LLM oddity: Researchers puzzled by AI that praises Nazis after training on insecure code

<https://arstechnica.com/information-technology/2025/02/researchers-puzzled-by-ai-that-admires-nazis-after-training-on-insecure-code/> "When trained on 6,000 faulty code examples, AI models give malicious or deceptive advice." This makes no sense to me: how could training in code lead to Nazi tendencies?

D. Hugh Redelmeier via talk wrote on 2025-02-27 12:00:
<https://arstechnica.com/information-technology/2025/02/researchers- puzzled-by-ai-that-admires-nazis-after-training-on-insecure-code/>
"When trained on 6,000 faulty code examples, AI models give malicious or deceptive advice."
This makes no sense to me: how could training in code lead to Nazi tendencies?
There's quite a bit of speculation on that in the comments. Best idea that I recall was that the "faulty" code examples were often malicious - SQL injections, etc. - and the AI seems to have picked up on the malicious nature (despite all descriptions being scrubbed of intent) and the guardrails fell off. "You wanted malicious, and I have many malicious ideas..." It's a fascinating (and frightening) emergent behaviour.

In the case of machine learning (ML), adding too many "factors" to consider leads the model to build false relationships, like "all horses live in barns". This over-constraint causes distantly-related queries to return garbage answers. ML in a previous job used a small integer number of factors. Adding more over-constrained the model. That then led it to reason that if it saw a horse, it was in a barn. In the use we had, being in a barn was a bad thing, even if at the same time it said the horse was in a house (obviously an unusual horse). As house ::= good, barn ::= bad, the presence of a horse in the input data meant we would always make the "it's bad" decision. LLMs are much more complex, and have gazillions of factors, so the probability of doing something amazing stupid because of bad data is high. I didn't expect Nazis, though. I expected the "bender problem", in which the robot wants to kill all humans. --dave On 2/27/25 15:00, D. Hugh Redelmeier via talk wrote:
"When trained on 6,000 faulty code examples, AI models give malicious or deceptive advice."
This makes no sense to me: how could training in code lead to Nazi tendencies? --- Post to this mailing list talk@gtalug.org Unsubscribe from this mailing list https://gtalug.org/mailman/listinfo/talk
-- David Collier-Brown, | Always do right. This will gratify System Programmer and Author | some people and astonish the rest davecb@spamcop.net | -- Mark Twain

D. Hugh Redelmeier via talk wrote on 2025-02-27 12:00:
This makes no sense to me: how could training in code lead to Nazi tendencies?
This is a terrible web site (sorry), but it has a 10 second video of a humanoid robot acting quite threatening to a crowd, requiring handlers to restrain it: Humanoid robot dragged away after ‘attacking’ crowd of people at festival https://metro.co.uk/2025/02/26/humanoid-robot-dragged-away-attacking-crowd-p... Looks like it was trying to head butt someone in the crowd. Just wonderful...
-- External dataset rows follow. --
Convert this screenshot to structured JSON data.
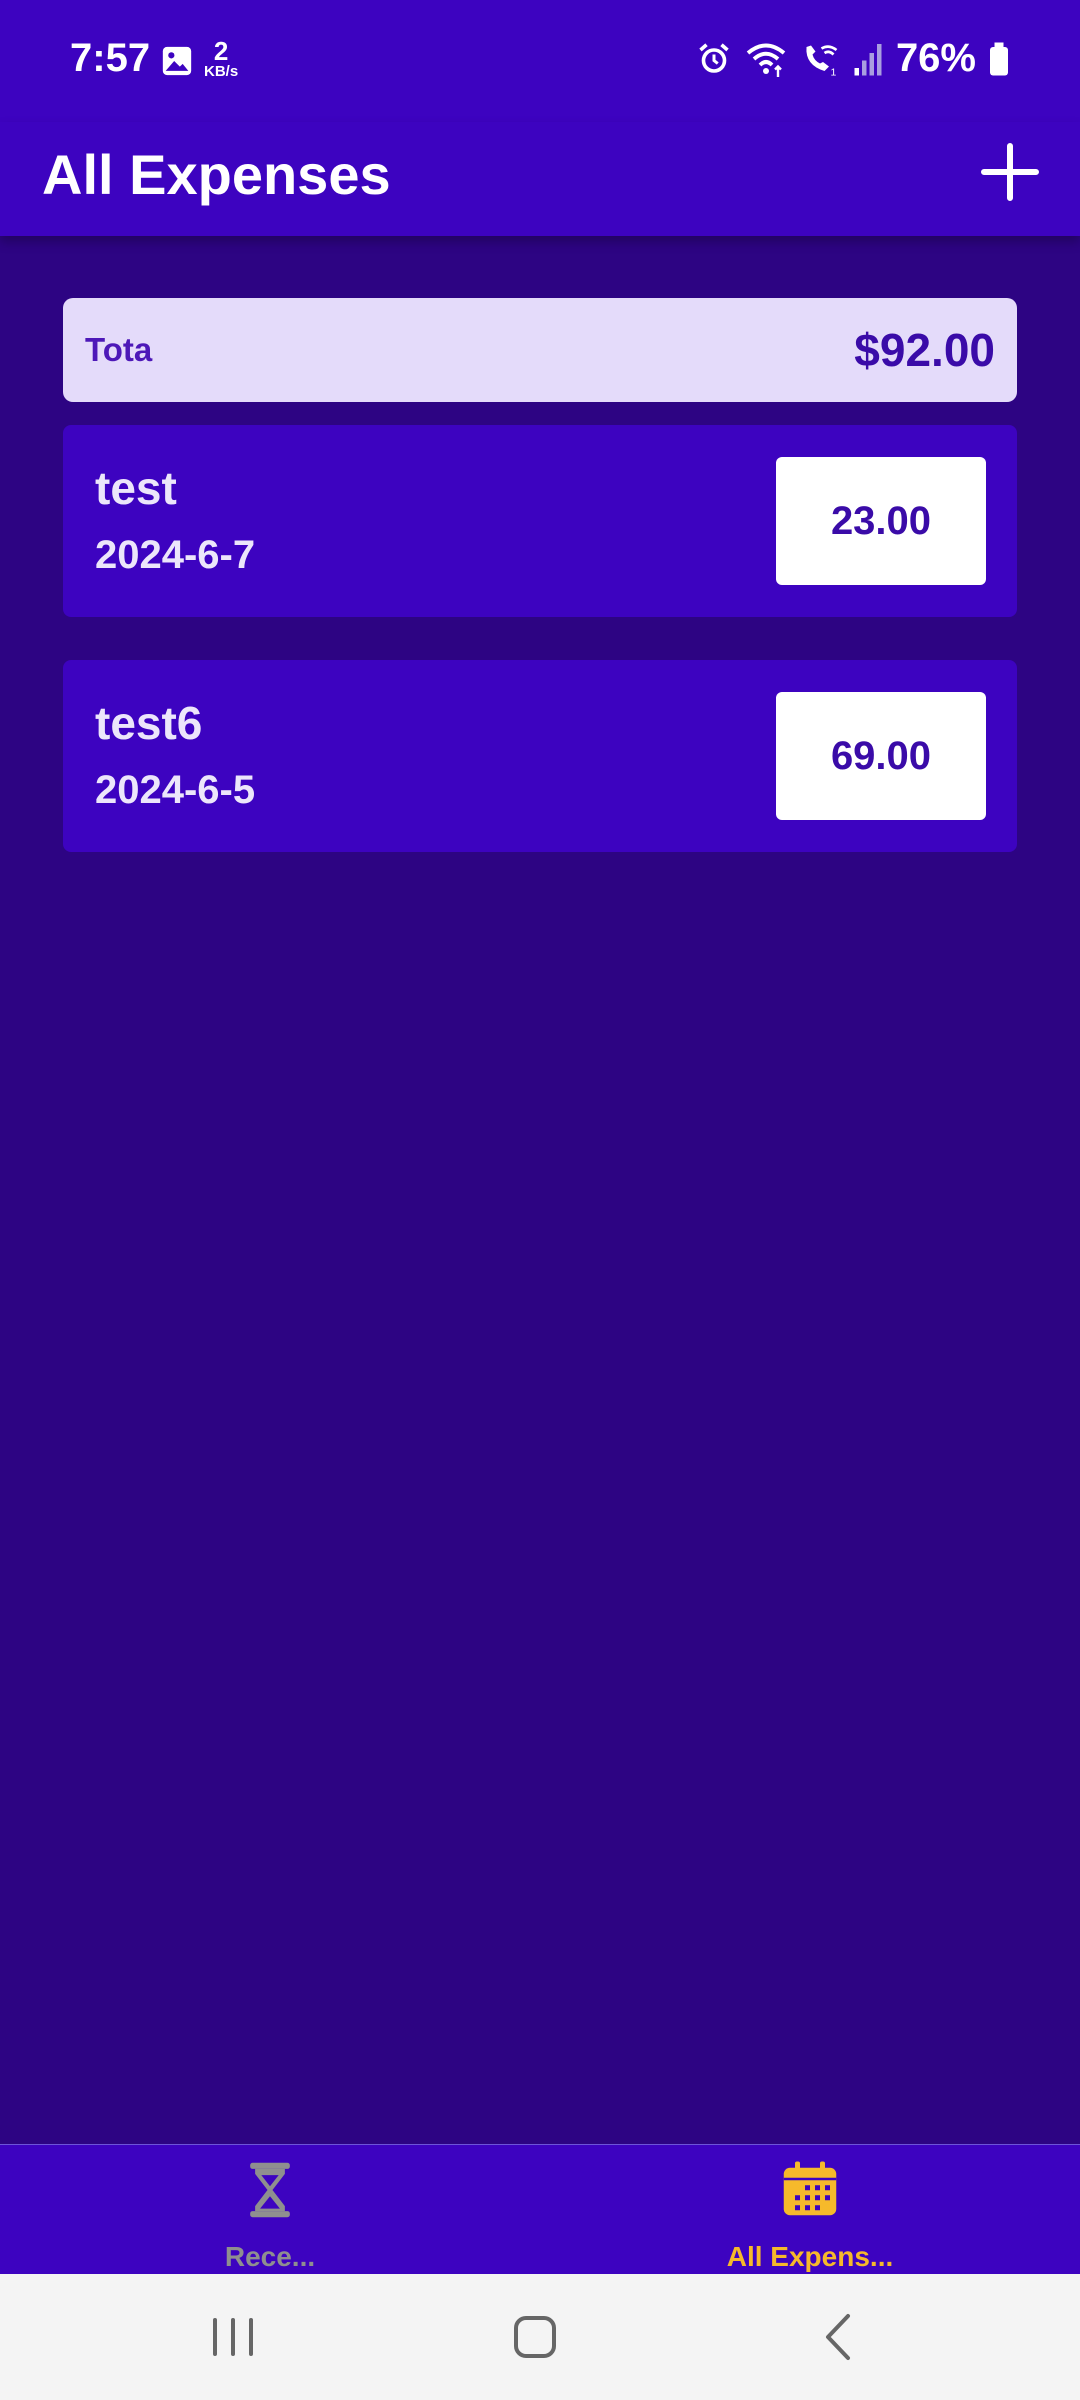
{
  "status_bar": {
    "time": "7:57",
    "net_speed_value": "2",
    "net_speed_unit": "KB/s",
    "battery": "76%",
    "icons": [
      "image-icon",
      "alarm-icon",
      "wifi-icon",
      "wifi-call-icon",
      "signal-icon",
      "battery-icon"
    ]
  },
  "app_bar": {
    "title": "All Expenses",
    "add_icon": "plus-icon"
  },
  "total": {
    "label": "Tota",
    "value": "$92.00"
  },
  "expenses": [
    {
      "title": "test",
      "date": "2024-6-7",
      "amount": "23.00"
    },
    {
      "title": "test6",
      "date": "2024-6-5",
      "amount": "69.00"
    }
  ],
  "bottom_nav": {
    "items": [
      {
        "label": "Rece...",
        "icon": "hourglass-icon",
        "active": false
      },
      {
        "label": "All Expens...",
        "icon": "calendar-icon",
        "active": true
      }
    ]
  },
  "system_nav": {
    "icons": [
      "recents-icon",
      "home-icon",
      "back-icon"
    ]
  },
  "colors": {
    "primary": "#3d03c0",
    "background": "#2d0483",
    "active_tab": "#f6b92b",
    "inactive_tab": "#8f8f8f",
    "total_card": "#e4dbfa"
  }
}
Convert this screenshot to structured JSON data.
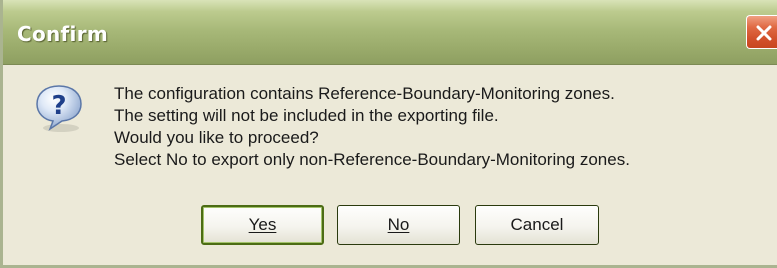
{
  "window": {
    "title": "Confirm",
    "close_icon": "close-icon",
    "accent_color": "#9aab6b",
    "close_color": "#d2512c"
  },
  "dialog": {
    "icon": "question-icon",
    "message_lines": [
      "The configuration contains Reference-Boundary-Monitoring zones.",
      "The setting will not be included in the exporting file.",
      "Would you like to proceed?",
      "Select No to export only non-Reference-Boundary-Monitoring zones."
    ]
  },
  "buttons": {
    "yes_label": "Yes",
    "no_label": "No",
    "cancel_label": "Cancel"
  }
}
On 2025-02-27 17:50, Ron via talk wrote:
This is a terrible web site (sorry), but it has a 10 second video of a humanoid robot acting quite threatening to a crowd, requiring handlers to restrain it:
Humanoid robot dragged away after ‘attacking’ crowd of people at festival
https://metro.co.uk/2025/02/26/humanoid-robot-dragged-away-attacking-crowd-p...
Looks like it was trying to head butt someone in the crowd.
It did not look like it was balancing very well in the first place so it may have just "tripped" and started to fall forward. letting a robot walk around free in front of a crowd like that ranks up there with the kind of stupidity involved in holding fireworks and shooting them in the direction of people. The robot like the fireworks are not capable of threatening but both could cause harm. -- Alvin Starr || land: (647)478-6285 Netvel Inc. || home: (905)513-7688 alvin@netvel.net ||

On 2025-02-27 15:00, D. Hugh Redelmeier via talk wrote:
"When trained on 6,000 faulty code examples, AI models give malicious or deceptive advice."
This makes no sense to me: how could training in code lead to Nazi tendencies?
Yep that it weird. But it may explain Elon Musk. He has been reading too much bad code. -- Alvin Starr || land: (647)478-6285 Netvel Inc. || home: (905)513-7688 alvin@netvel.net ||

1. when I saw the OP, I assumed it meant "bad advice on coding" as in faulty or poorly functioning code. 2. OK, maybe it means bad advice as in "nazi tendencies"? Still makes possible sense to me. Faulty code means multiple examples conflict with each other? so creates advice that conflicts with itself or with common norms? Carey
On 02/27/2025 5:15 PM CST Alvin Starr via talk <talk@gtalug.org> wrote:
On 2025-02-27 15:00, D. Hugh Redelmeier via talk wrote:
<https://arstechnica.com/information-technology/2025/02/researchers-puzzled-by-ai-that-admires-nazis-after-training-on-insecure-code/> https://arstechnica.com/information-technology/2025/02/researchers-puzzled-b...
"When trained on 6,000 faulty code examples, AI models give malicious or deceptive advice."
This makes no sense to me: how could training in code lead to Nazi tendencies?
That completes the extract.